Estimate: is the estimation of the coefficients:
- Intercept, origin, is the estimation of the coefficient a (0,6190), which coincides with the natural logarithm of the odds when X = 0
- treatment is the estimation of the coefficient b (1.578) which is the natural logarithm of OR.
From the coefficients a and b we can calculate the odds when X = 0 and the OR would be:
- exp(a)=exp (0,619)= 1,857 = odds for X = 0.
- Exp(b)=exp (1,5784)= 4,846 = OR
Std.error is the standard error of the coefficients.

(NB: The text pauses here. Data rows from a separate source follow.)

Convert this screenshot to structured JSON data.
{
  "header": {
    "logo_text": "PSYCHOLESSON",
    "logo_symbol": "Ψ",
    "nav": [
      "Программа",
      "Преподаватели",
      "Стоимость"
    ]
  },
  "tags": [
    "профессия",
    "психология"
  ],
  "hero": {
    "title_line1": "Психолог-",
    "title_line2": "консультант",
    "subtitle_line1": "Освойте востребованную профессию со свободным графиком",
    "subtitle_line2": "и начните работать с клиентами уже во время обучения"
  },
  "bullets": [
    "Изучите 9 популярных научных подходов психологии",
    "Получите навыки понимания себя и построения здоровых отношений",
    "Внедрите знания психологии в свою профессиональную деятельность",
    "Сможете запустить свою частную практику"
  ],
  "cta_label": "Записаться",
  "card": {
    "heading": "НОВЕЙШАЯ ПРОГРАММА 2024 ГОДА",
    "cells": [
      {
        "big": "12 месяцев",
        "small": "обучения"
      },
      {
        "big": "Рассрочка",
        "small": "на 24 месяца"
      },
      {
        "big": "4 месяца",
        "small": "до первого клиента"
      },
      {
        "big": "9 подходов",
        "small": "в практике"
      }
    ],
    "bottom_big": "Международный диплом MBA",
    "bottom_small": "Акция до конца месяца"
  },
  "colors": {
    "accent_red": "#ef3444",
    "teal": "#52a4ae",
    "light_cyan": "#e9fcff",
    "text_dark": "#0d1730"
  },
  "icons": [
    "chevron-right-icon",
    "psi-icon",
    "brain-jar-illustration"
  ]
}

Statistic or Z value is the contrast statistic. Z is the distance from the mean relative to the standard deviation of the mean. It is calculated from the ratio between the coefficient and its standard error to obtain the p-value (Pr(>|z|)) shown below. Just as in the comparison of means, the student’s test was used and a “t” statistic was calculated, for this analysis the statistic used is “z”.
P.value (the Pr(>|z|) are the p values that indicate whether the coefficients are significantly different from zero or not (given a level of significance that we establish at p<0.05). We must take into account that studying whether the values of a and b are significantly different from 0, or not, is equivalent to studying whether exp(a) (odds for treatment B) and exp(b) (OR) are significantly different from 1.
The Intercept, Pr (>|z|)=0.187, means that there is no significance, and we cannot say that a is significantly different from zero. In this case, this statement also corresponds to the fact that exp(a), that is, the odds for X = 0 (treatment B), is not significantly different from 1 (because exo(0)=1).
As a consequence, we say that for the animals in treatment B, the probability of cure is equal to that of no cure.
Similarly, in the row treatment, Pr(>|z|)=0.073; As the level of significance is 0.05, we did not find significance either, so the conclusion is that exp(b) is not significantly different from 1.
This represents that there are no differences in the probability of cure between treatments A and B.
As we have seen, this software allows users to obtain complete analysis and answer such a complex question in just a few clicks.